The Muslims also brought a complaint in the court of “Additional District Magistrate” under section 296 Ranbir Penal Code against the Hindu inspector for disturbing a religious assembly, which was dismissed because the Hindu Magistrate held that a Khutba (sermon) was not a part of the prayers.

Yet another incident which further infuriated the Muslims was desecration of the Holy Quran. Reportedly some pages of the Holy Book were found in the public toilet. It badly hurt the Muslims prompting them to hold a big protest rally. The arrest of Abdul Qadeer proved to be the last straw on the camel’s back. On July 13, 1931, a sizeable Muslim crowd was agitating against his arrest outside the Srinagar Central Jail. According to recorded evidence police fired 160 rounds of bullets into the crowd, killing seventeen people on the spot while another five died later in the hospital. A Hindu writer, Prem Nath Bazz in his work ‘Inside Kashmir’ published in 1941 wrote, “The driving force behind the mass agitation till the 13th July was the discontent among the rank and file of the Muslims. The attack on the jail was in no way directed against the Hindus, and those who laid down their lives at the jail gate did so fighting against an unsympathetic government… It was a fight of the tyrannised against their tyrants, of the oppressed against the oppressors.”

Since July 13, 1931 the people of Kashmir observe Youm-e-Shuhada-Kashmir (Martyrs Day) every year on both sides of the Line of Control and all over the world where the Kashmiri diaspora resides, to commemorate the sacrifices of those who laid down their lives for their righteous cause. The incident marked the beginning of the modern era Kashmiri freedom struggle which has traversed through different phases including civilian protests, political agitation and armed struggle. This year, the people of Indian Occupied Kashmir (IOK) also observed the day with a renewed determination to continue their struggle for their right to self-determination paying tributes to the martyrs of July 13. There was a complete shutter down strike in the valley at the call of Hurriyat leaders. Kashmiris around the world also paid tributes to the Kashmiri martyrs.

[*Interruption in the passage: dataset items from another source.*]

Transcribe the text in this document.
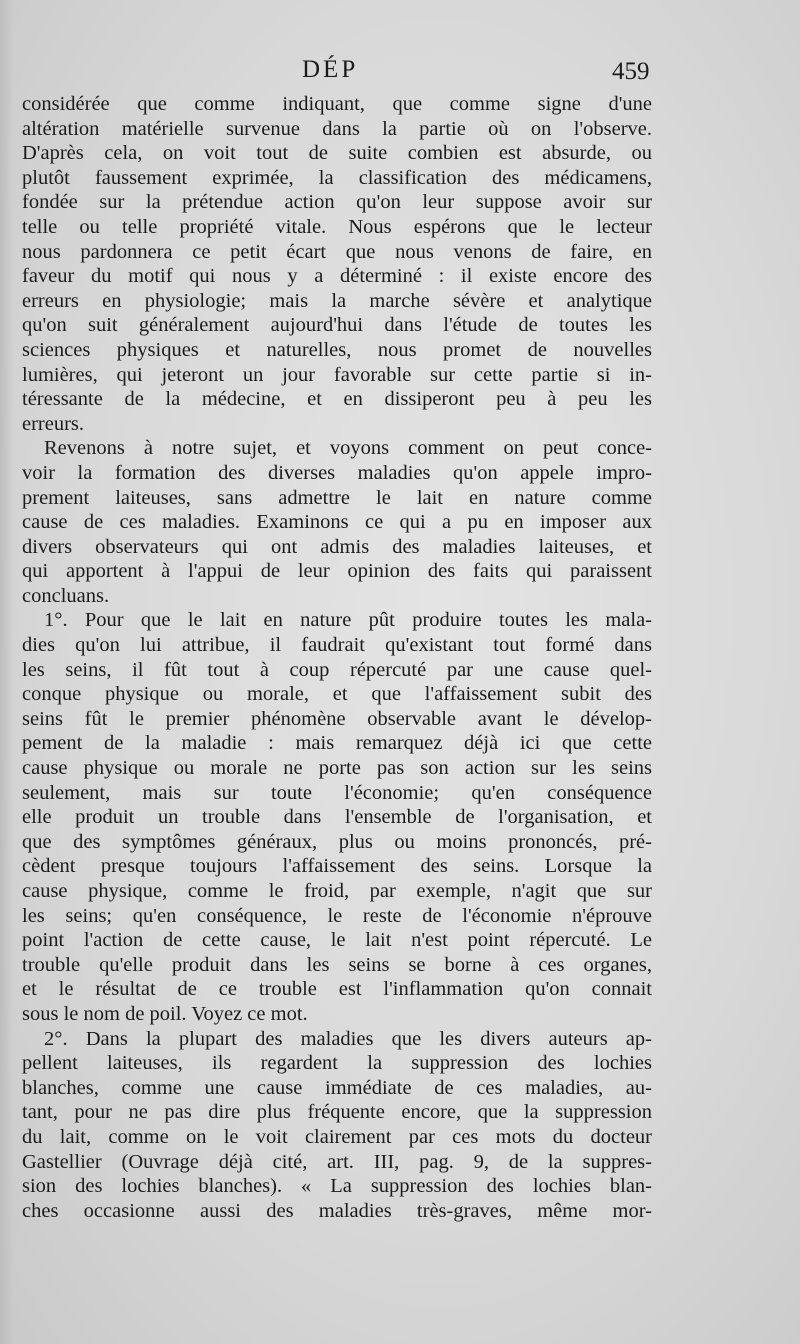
DÉP	459
considérée que comme indiquant, que comme signe d'une
altération matérielle survenue dans la partie où on l'observe.
D'après cela, on voit tout de suite combien est absurde, ou
plutôt faussement exprimée, la classification des médicamens,
fondée sur la prétendue action qu'on leur suppose avoir sur
telle ou telle propriété vitale. Nous espérons que le lecteur
nous pardonnera ce petit écart que nous venons de faire, en
faveur du motif qui nous y a déterminé : il existe encore des
erreurs en physiologie; mais la marche sévère et analytique
qu'on suit généralement aujourd'hui dans l'étude de toutes les
sciences physiques et naturelles, nous promet de nouvelles
lumières, qui jeteront un jour favorable sur cette partie si in-
téressante de la médecine, et en dissiperont peu à peu les
erreurs.
Revenons à notre sujet, et voyons comment on peut conce-
voir la formation des diverses maladies qu'on appele impro-
prement laiteuses, sans admettre le lait en nature comme
cause de ces maladies. Examinons ce qui a pu en imposer aux
divers observateurs qui ont admis des maladies laiteuses, et
qui apportent à l'appui de leur opinion des faits qui paraissent
concluans.
1°. Pour que le lait en nature pût produire toutes les mala-
dies qu'on lui attribue, il faudrait qu'existant tout formé dans
les seins, il fût tout à coup répercuté par une cause quel-
conque physique ou morale, et que l'affaissement subit des
seins fût le premier phénomène observable avant le dévelop-
pement de la maladie : mais remarquez déjà ici que cette
cause physique ou morale ne porte pas son action sur les seins
seulement, mais sur toute l'économie; qu'en conséquence
elle produit un trouble dans l'ensemble de l'organisation, et
que des symptômes généraux, plus ou moins prononcés, pré-
cèdent presque toujours l'affaissement des seins. Lorsque la
cause physique, comme le froid, par exemple, n'agit que sur
les seins; qu'en conséquence, le reste de l'économie n'éprouve
point l'action de cette cause, le lait n'est point répercuté. Le
trouble qu'elle produit dans les seins se borne à ces organes,
et le résultat de ce trouble est l'inflammation qu'on connait
sous le nom de poil. Voyez ce mot.
2°. Dans la plupart des maladies que les divers auteurs ap-
pellent laiteuses, ils regardent la suppression des lochies
blanches, comme une cause immédiate de ces maladies, au-
tant, pour ne pas dire plus fréquente encore, que la suppression
du lait, comme on le voit clairement par ces mots du docteur
Gastellier (Ouvrage déjà cité, art. III, pag. 9, de la suppres-
sion des lochies blanches). « La suppression des lochies blan-
ches occasionne aussi des maladies très-graves, même mor-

Prime Minister Imran Khan, in his message on the day, rightly saluted the Kashmiri martyrs of July 13, terming them the forefathers of Kashmiri resistance today which was defying the Hindutva supremacist regime, reiterating Pakistan’s continued support to their right of self-determination.

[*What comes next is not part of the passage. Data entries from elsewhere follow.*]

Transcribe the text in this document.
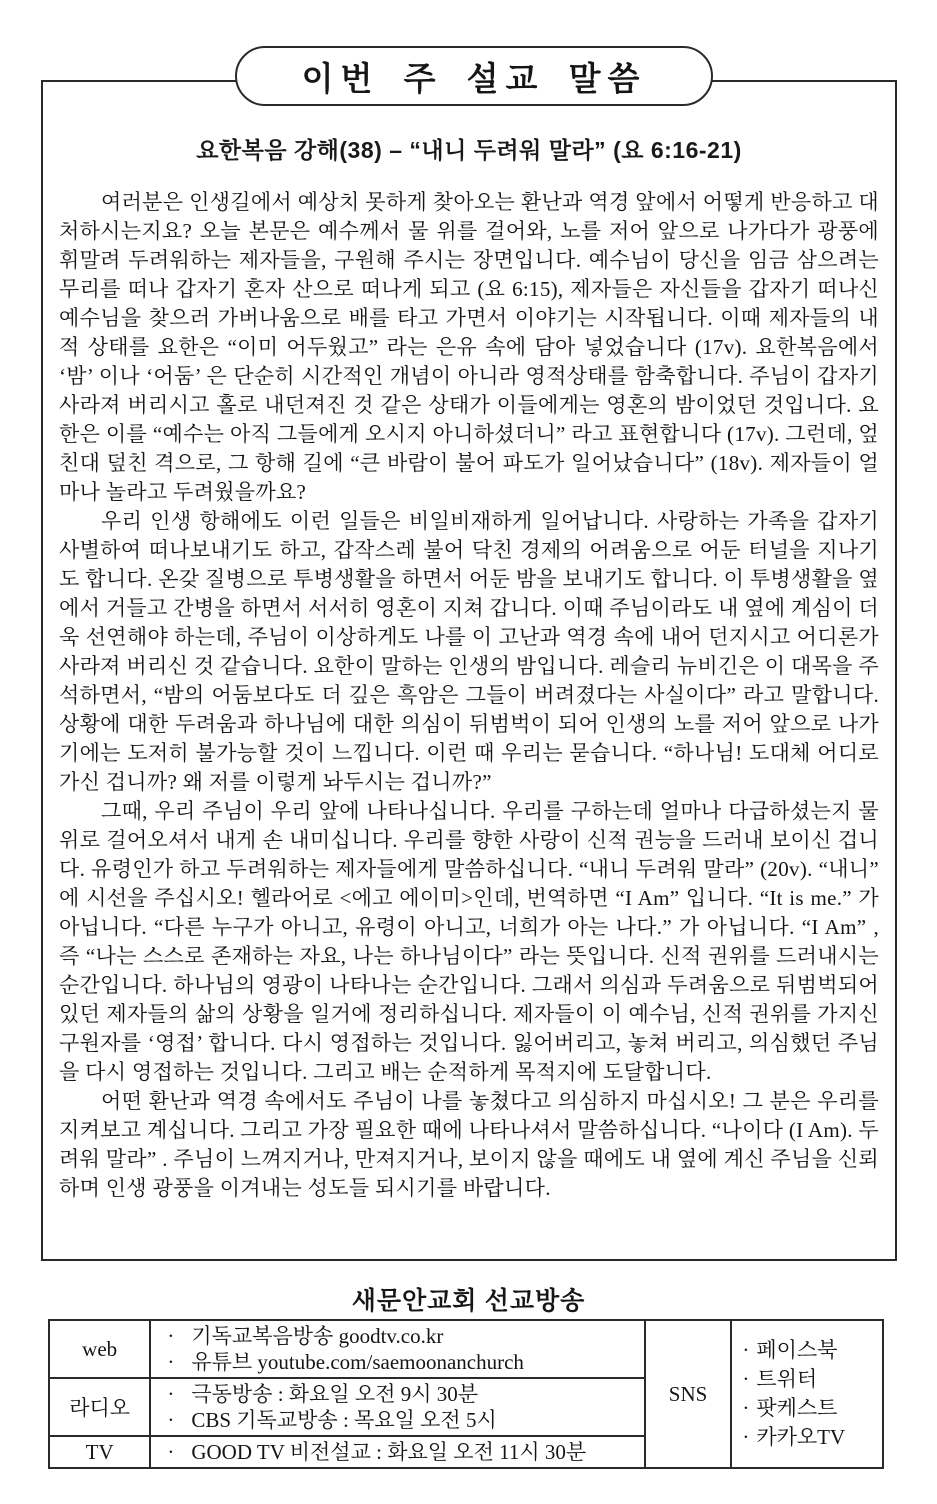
이번 주 설교 말씀
요한복음 강해(38) – “내니 두려워 말라” (요 6:16-21)

여러분은 인생길에서 예상치 못하게 찾아오는 환난과 역경 앞에서 어떻게 반응하고 대처하시는지요? 오늘 본문은 예수께서 물 위를 걸어와, 노를 저어 앞으로 나가다가 광풍에 휘말려 두려워하는 제자들을, 구원해 주시는 장면입니다. 예수님이 당신을 임금 삼으려는 무리를 떠나 갑자기 혼자 산으로 떠나게 되고 (요 6:15), 제자들은 자신들을 갑자기 떠나신 예수님을 찾으러 가버나움으로 배를 타고 가면서 이야기는 시작됩니다. 이때 제자들의 내적 상태를 요한은 “이미 어두웠고” 라는 은유 속에 담아 넣었습니다 (17v). 요한복음에서 ‘밤’ 이나 ‘어둠’ 은 단순히 시간적인 개념이 아니라 영적상태를 함축합니다. 주님이 갑자기 사라져 버리시고 홀로 내던져진 것 같은 상태가 이들에게는 영혼의 밤이었던 것입니다. 요한은 이를 “예수는 아직 그들에게 오시지 아니하셨더니” 라고 표현합니다 (17v). 그런데, 엎친대 덮친 격으로, 그 항해 길에 “큰 바람이 불어 파도가 일어났습니다” (18v). 제자들이 얼마나 놀라고 두려웠을까요?

우리 인생 항해에도 이런 일들은 비일비재하게 일어납니다. 사랑하는 가족을 갑자기 사별하여 떠나보내기도 하고, 갑작스레 불어 닥친 경제의 어려움으로 어둔 터널을 지나기도 합니다. 온갖 질병으로 투병생활을 하면서 어둔 밤을 보내기도 합니다. 이 투병생활을 옆에서 거들고 간병을 하면서 서서히 영혼이 지쳐 갑니다. 이때 주님이라도 내 옆에 계심이 더욱 선연해야 하는데, 주님이 이상하게도 나를 이 고난과 역경 속에 내어 던지시고 어디론가 사라져 버리신 것 같습니다. 요한이 말하는 인생의 밤입니다. 레슬리 뉴비긴은 이 대목을 주석하면서, “밤의 어둠보다도 더 깊은 흑암은 그들이 버려졌다는 사실이다” 라고 말합니다. 상황에 대한 두려움과 하나님에 대한 의심이 뒤범벅이 되어 인생의 노를 저어 앞으로 나가기에는 도저히 불가능할 것이 느낍니다. 이런 때 우리는 묻습니다. “하나님! 도대체 어디로 가신 겁니까? 왜 저를 이렇게 놔두시는 겁니까?”

그때, 우리 주님이 우리 앞에 나타나십니다. 우리를 구하는데 얼마나 다급하셨는지 물 위로 걸어오셔서 내게 손 내미십니다. 우리를 향한 사랑이 신적 권능을 드러내 보이신 겁니다. 유령인가 하고 두려워하는 제자들에게 말씀하십니다. “내니 두려워 말라” (20v). “내니” 에 시선을 주십시오! 헬라어로 <에고 에이미>인데, 번역하면 “I Am” 입니다. “It is me.” 가 아닙니다. “다른 누구가 아니고, 유령이 아니고, 너희가 아는 나다.” 가 아닙니다. “I Am” , 즉 “나는 스스로 존재하는 자요, 나는 하나님이다” 라는 뜻입니다. 신적 권위를 드러내시는 순간입니다. 하나님의 영광이 나타나는 순간입니다. 그래서 의심과 두려움으로 뒤범벅되어 있던 제자들의 삶의 상황을 일거에 정리하십니다. 제자들이 이 예수님, 신적 권위를 가지신 구원자를 ‘영접’ 합니다. 다시 영접하는 것입니다. 잃어버리고, 놓쳐 버리고, 의심했던 주님을 다시 영접하는 것입니다. 그리고 배는 순적하게 목적지에 도달합니다.

어떤 환난과 역경 속에서도 주님이 나를 놓쳤다고 의심하지 마십시오! 그 분은 우리를 지켜보고 계십니다. 그리고 가장 필요한 때에 나타나셔서 말씀하십니다. “나이다 (I Am). 두려워 말라” . 주님이 느껴지거나, 만져지거나, 보이지 않을 때에도 내 옆에 계신 주님을 신뢰하며 인생 광풍을 이겨내는 성도들 되시기를 바랍니다.

새문안교회 선교방송
web	· 기독교복음방송 goodtv.co.kr
· 유튜브 youtube.com/saemoonanchurch	SNS	· 페이스북
· 트위터
· 팟케스트
· 카카오TV

라디오	· 극동방송 : 화요일 오전 9시 30분
· CBS 기독교방송 : 목요일 오전 5시

TV	· GOOD TV 비전설교 : 화요일 오전 11시 30분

The Modi government has further aggravated the situation by ending the special status of IO&JK, its annexation to the Indian Union in sheer violation of the UNSC resolutions and international law. Kashmir is under continued lockdown since August 5, 2019 and the killing spree continues unabated. India has also adopted a belligerent posture towards Pakistan and the latter rightly feels that Indian disposition towards her and what it has done in IO&JK inebriated by RSS philosophy of Hindutva, constitutes a grave threat to the security of the region. However, the redeeming factor is that unnerved by the Indian atrocities and illegal actions of Modi government the people of IO&JK are continuing their fight against tyranny and for their right to self-determination and are determined to take to its logical end no matter how many more sacrifices they might have to render for their cause. Regrettably the world community and the UN which is under obligation to have its resolutions implemented remain oblivious to the sufferings of the people of Kashmir. Indian oppression in IO&JK and its defiance of the UNSC resolutions is indeed an affront to the conscience of the global community. How long it can afford to be indifferent remains to be seen.